I’ve recently been more interested in smoking with the Weber. I have the SnS that makes perfectly good smoked ribs and chicken parts, but the SnS takes a good portion of the cooking grate real estate and I want to prep for the time(s) I need to cook more than just 1 rack of ribs. I am tempted to do something longer like a pork butt or pork belly. Probably no brisket for me, though. Too big.
Here are the options I’ve imagined.
First, to do 2 or maybe 3 racks of ribs, I could get a rib rack and use the SnS still. The issue I have with this is that the one closest to the coals will cook faster. I suppose I could just rotate them 2-3 hours in, but where’s the fun in that?
Another alternative I thought about is getting a half moon raised grate (warming rack) to put the 2nd rack of ribs. Maybe worse than the first option, I’ve read that the temp 3-4” above the cooking grate is 50+ deg hotter than on main grate level.
I’ve recently been intrigued with kamados and have been tempted to get one, but it’s not the right time for it due to cost and lack of sufficient patio space. Instead, I’ve been thinking of ways to mimic the kamado experience with a ceramic heat diffuser. I do have a Kettle Pizza with the ceramic “tombstone” and tried various arrangements to use it, but I haven’t actually fired it up using the stone... yet.
One option I thought of is to elevate the tombstone above the charcoal grate with ~3.5” bricks and pile the coals in the middle of the bricks, then place the cooking grate above the tombstone. I measured the distance between the stone and the cooking grate, it’s only 1/2” or so, which I’m worried will generate too much heat below the meat and char it from below. On the other hand, the BBQ Dragon stone is a similar distance.
To further the distance between stone and meat, I placed my Jumbo Joe grate upside down on top of the main grate; the handles elevate the cooking surface about 1.5” so the meat will be about 2” above the ceramic plate. The main downside is that the cooking grate is only around 3 inches below the top of the dome— which may work for ribs (maybe even advantageous) but not for anything else.
I also have a rotisserie kit for the 22” kettle. It’s not the Weber one, it’s the OnlyFire knockoff. The fit isn’t great, but I can place it on the Weber to add height like the WSM, and cover any holes/gaps with aluminum foil to limit smoke/heat loss.
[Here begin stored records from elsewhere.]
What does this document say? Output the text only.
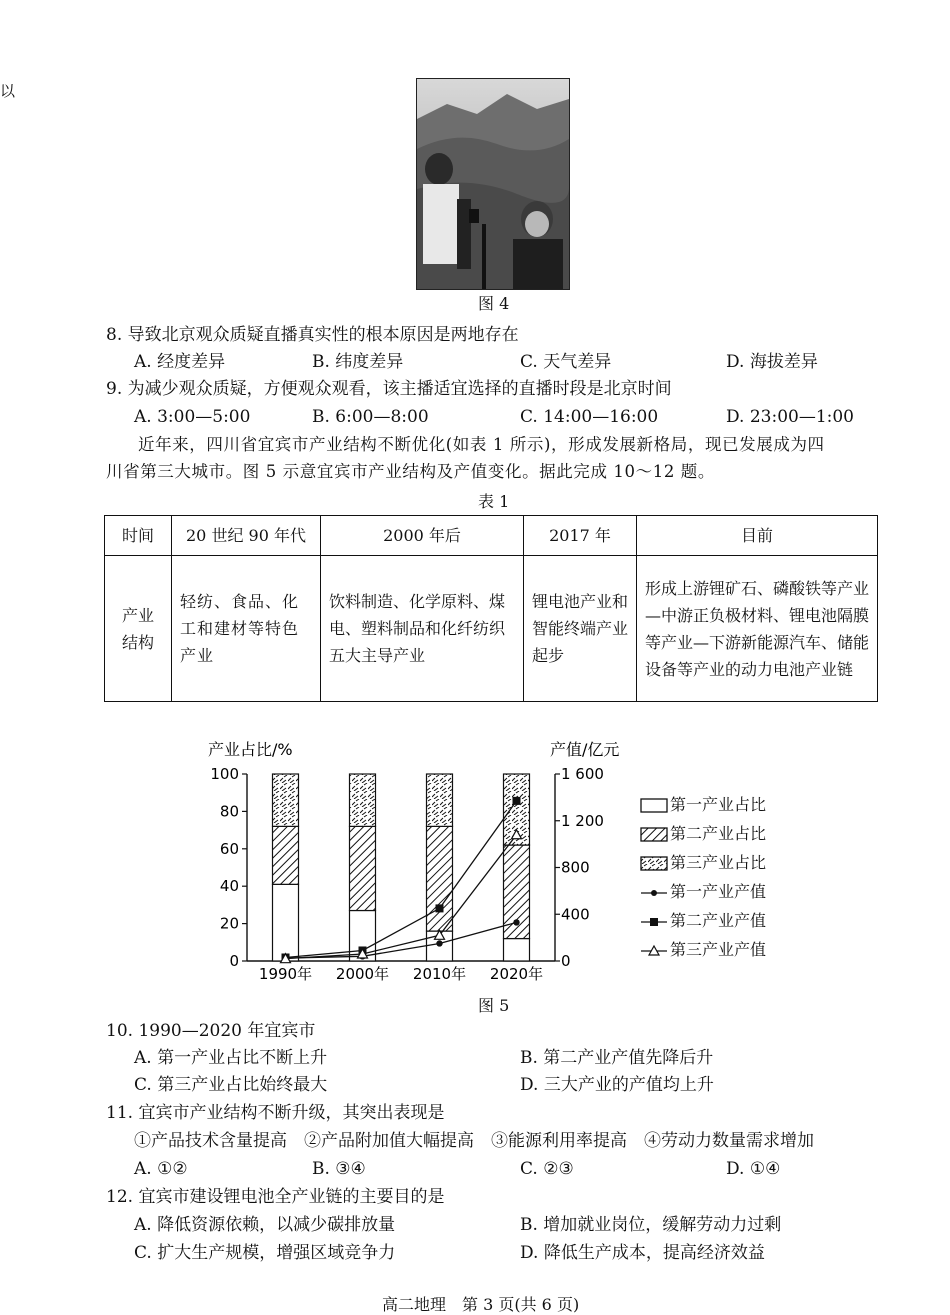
以
图 4
8. 导致北京观众质疑直播真实性的根本原因是两地存在
A. 经度差异	B. 纬度差异	C. 天气差异	D. 海拔差异
9. 为减少观众质疑，方便观众观看，该主播适宜选择的直播时段是北京时间
A. 3:00—5:00	B. 6:00—8:00	C. 14:00—16:00	D. 23:00—1:00
近年来，四川省宜宾市产业结构不断优化(如表 1 所示)，形成发展新格局，现已发展成为四
川省第三大城市。图 5 示意宜宾市产业结构及产值变化。据此完成 10～12 题。
表 1
时间	20 世纪 90 年代	2000 年后	2017 年	目前
产业结构	轻纺、食品、化工和建材等特色产业	饮料制造、化学原料、煤电、塑料制品和化纤纺织五大主导产业	锂电池产业和智能终端产业起步	形成上游锂矿石、磷酸铁等产业—中游正负极材料、锂电池隔膜等产业—下游新能源汽车、储能设备等产业的动力电池产业链
产业占比/%	产值/亿元
0
20
40
60
80
100
0
400
800
1 200
1 600
1990年 2000年 2010年 2020年
第一产业占比
第二产业占比
第三产业占比
第一产业产值
第二产业产值
第三产业产值
图 5
10. 1990—2020 年宜宾市
A. 第一产业占比不断上升	B. 第二产业产值先降后升
C. 第三产业占比始终最大	D. 三大产业的产值均上升
11. 宜宾市产业结构不断升级，其突出表现是
①产品技术含量提高　②产品附加值大幅提高　③能源利用率提高　④劳动力数量需求增加
A. ①②	B. ③④	C. ②③	D. ①④
12. 宜宾市建设锂电池全产业链的主要目的是
A. 降低资源依赖，以减少碳排放量	B. 增加就业岗位，缓解劳动力过剩
C. 扩大生产规模，增强区域竞争力	D. 降低生产成本，提高经济效益
高二地理　第 3 页(共 6 页)
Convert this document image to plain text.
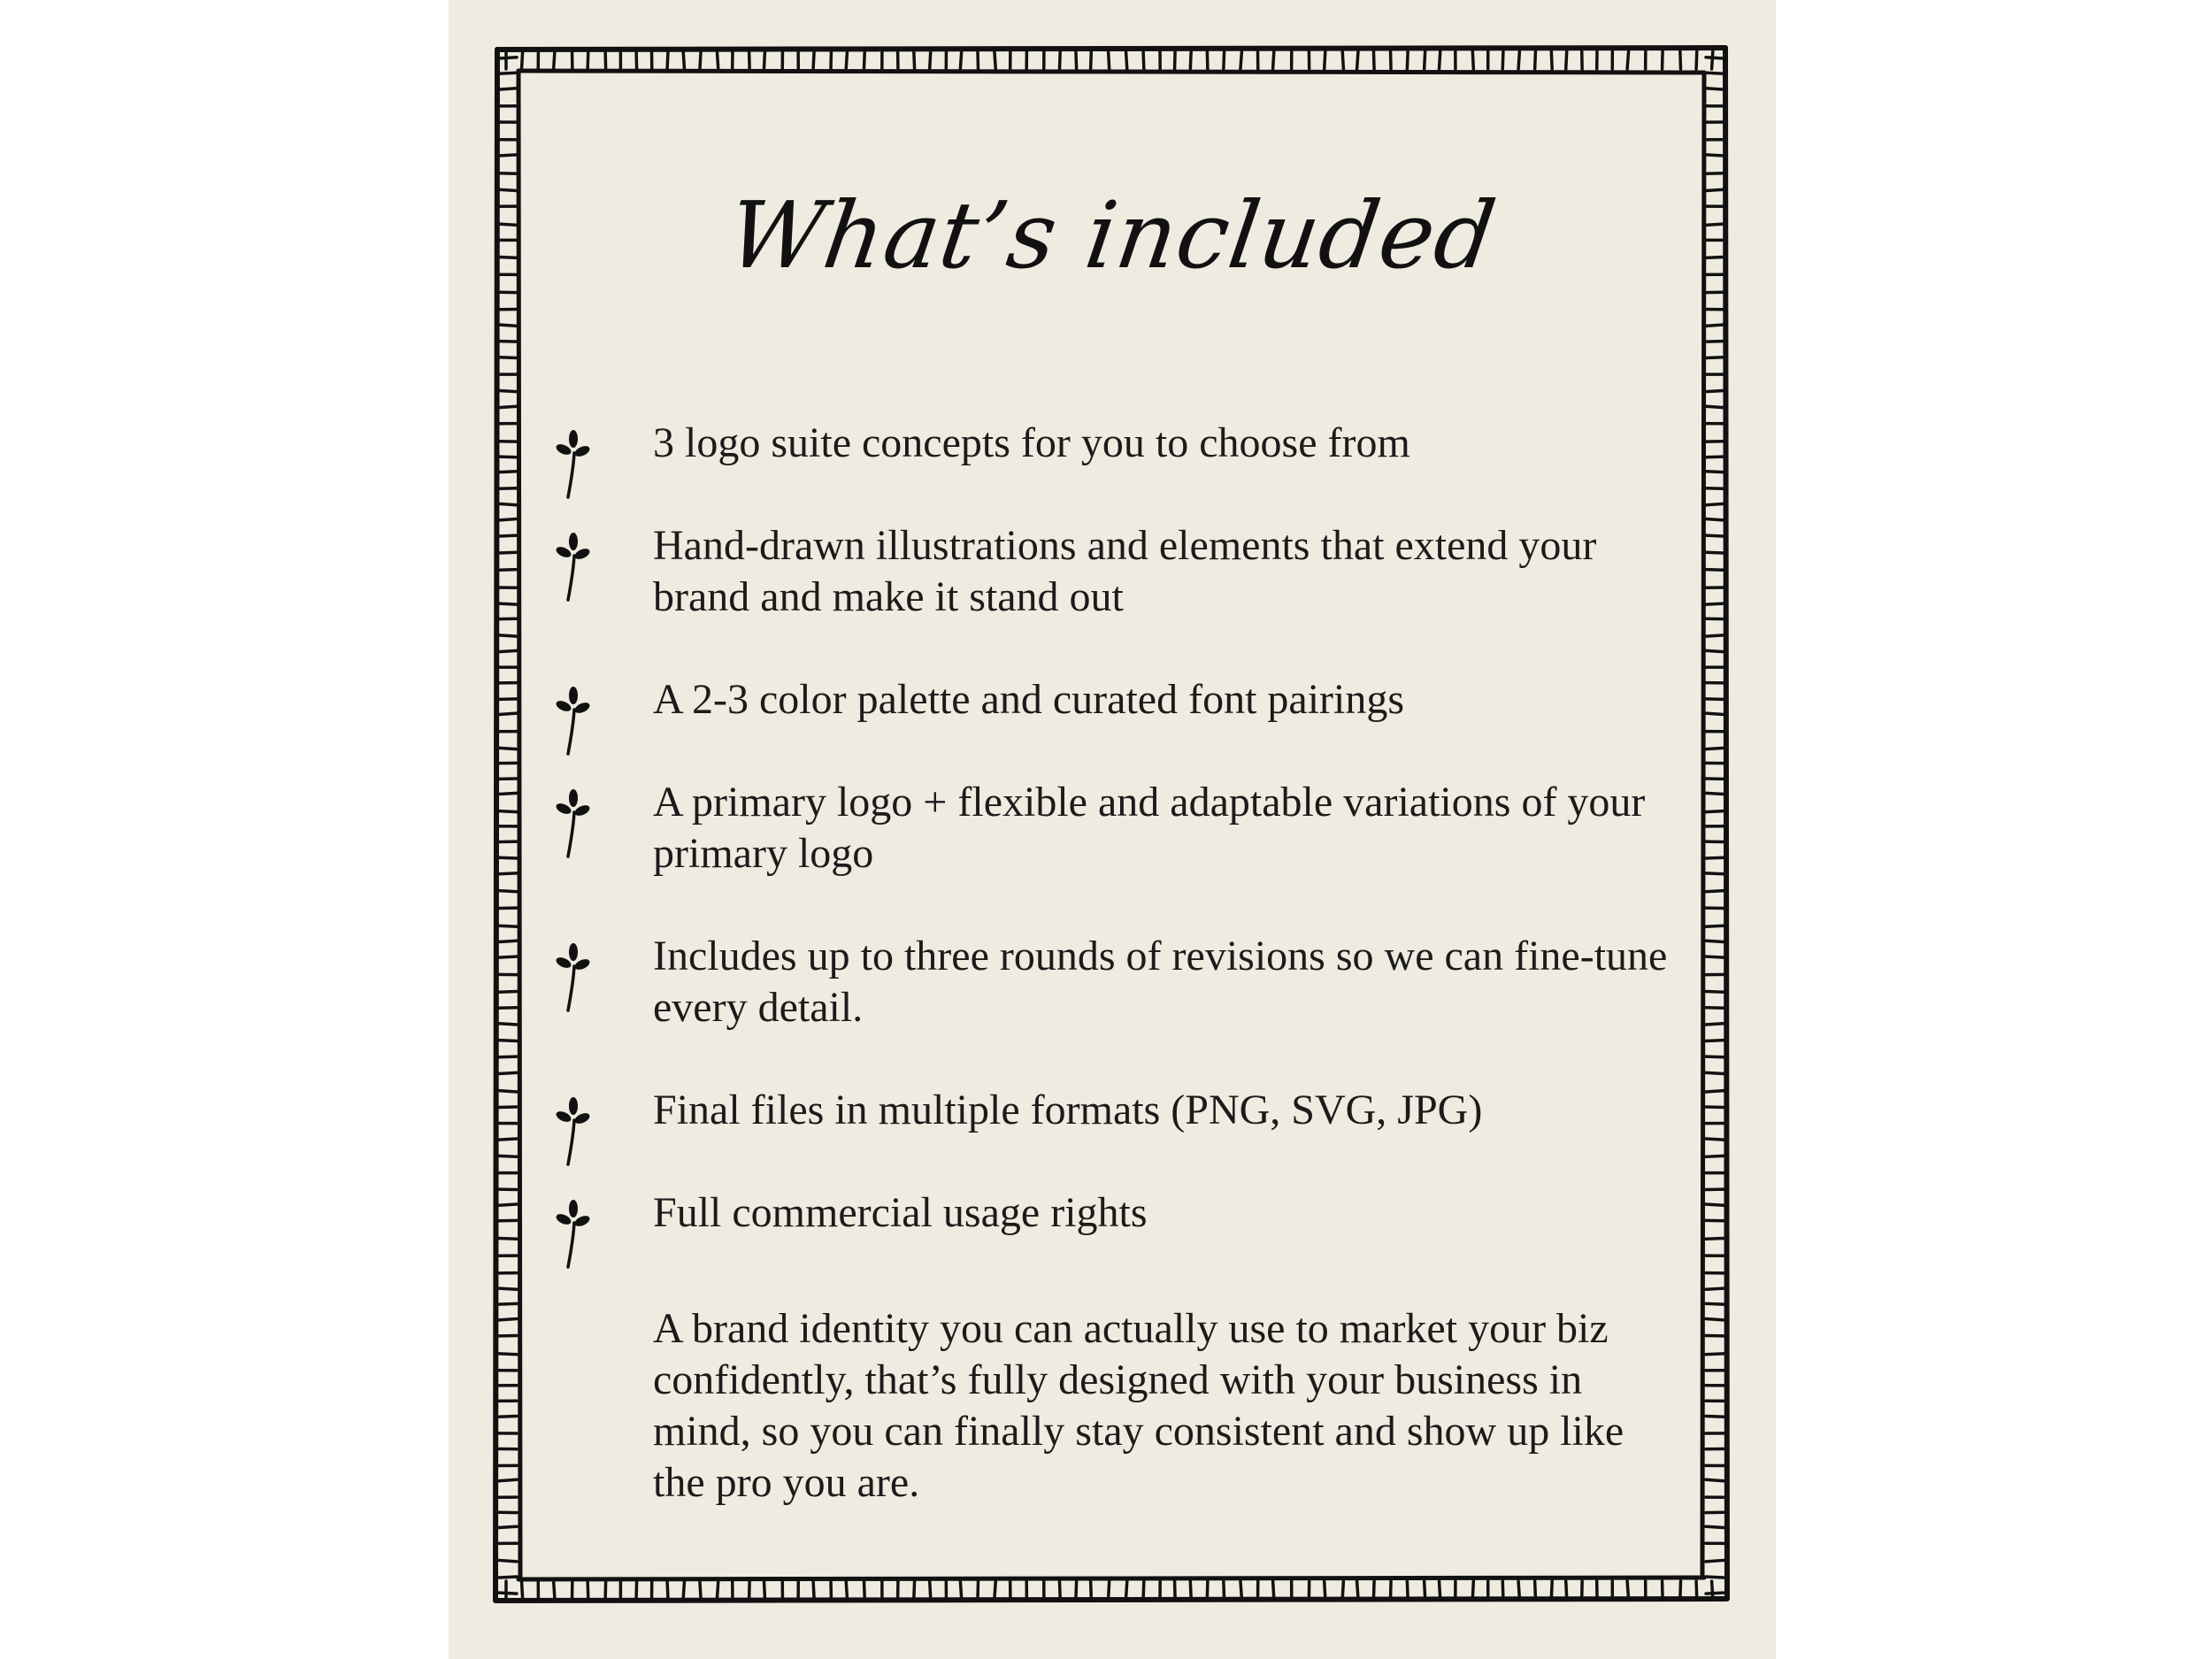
What’s included
3 logo suite concepts for you to choose from
Hand-drawn illustrations and elements that extend your brand and make it stand out
A 2-3 color palette and curated font pairings
A primary logo + flexible and adaptable variations of your primary logo
Includes up to three rounds of revisions so we can fine-tune every detail.
Final files in multiple formats (PNG, SVG, JPG)
Full commercial usage rights
A brand identity you can actually use to market your biz confidently, that’s fully designed with your business in mind, so you can finally stay consistent and show up like the pro you are.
I can place the tombstone on the bricks, place a water pan for moisture and to catch drippings on the original cooking grate, and place a 2nd grate inside the rotisserie apparatus (there are small bolts in there that support a 2nd grill and elevate it maybe 2” above the original grate). The main advantage of this set-up is the added distance between plate and meat, and the addition of the water/drippings pan. Main disadvantage is I would have to buy a 2nd grate. And, of course, adding more coals.
My main concerns revolve around the Kettle Pizza tombstone. It’s a bit small at ~15 x 16”, but it is squarish so it’s a little larger than a 15-16” round plate. The charcoal grate is 17”, so that means the coals can potentially extend beyond the diameter of the heat diffuser, which I understand is not ideal. On the other hand, it would likely only happen at the very end of a cook, if at all (especially in short cooks). I also worry about cracking the tombstone as it is hard to find a replacement without getting the whole set. Maybe I should buy another (larger) stone like the BBQ Dragon? It’s $50 and same cordierite as the Kettle pizza stone, but at least it’s easier to replace. But I don’t like that large opening; it’s meant for refueling, but it doesn’t help in this situation.
What do you guys think of these ideas? They may be a bit overkill but to me that’s part of the fun. Maybe I can just pony up the $100 and get the Aura kettle zone system? Other than cost I still don’t like that the ceramic is so close to the meat.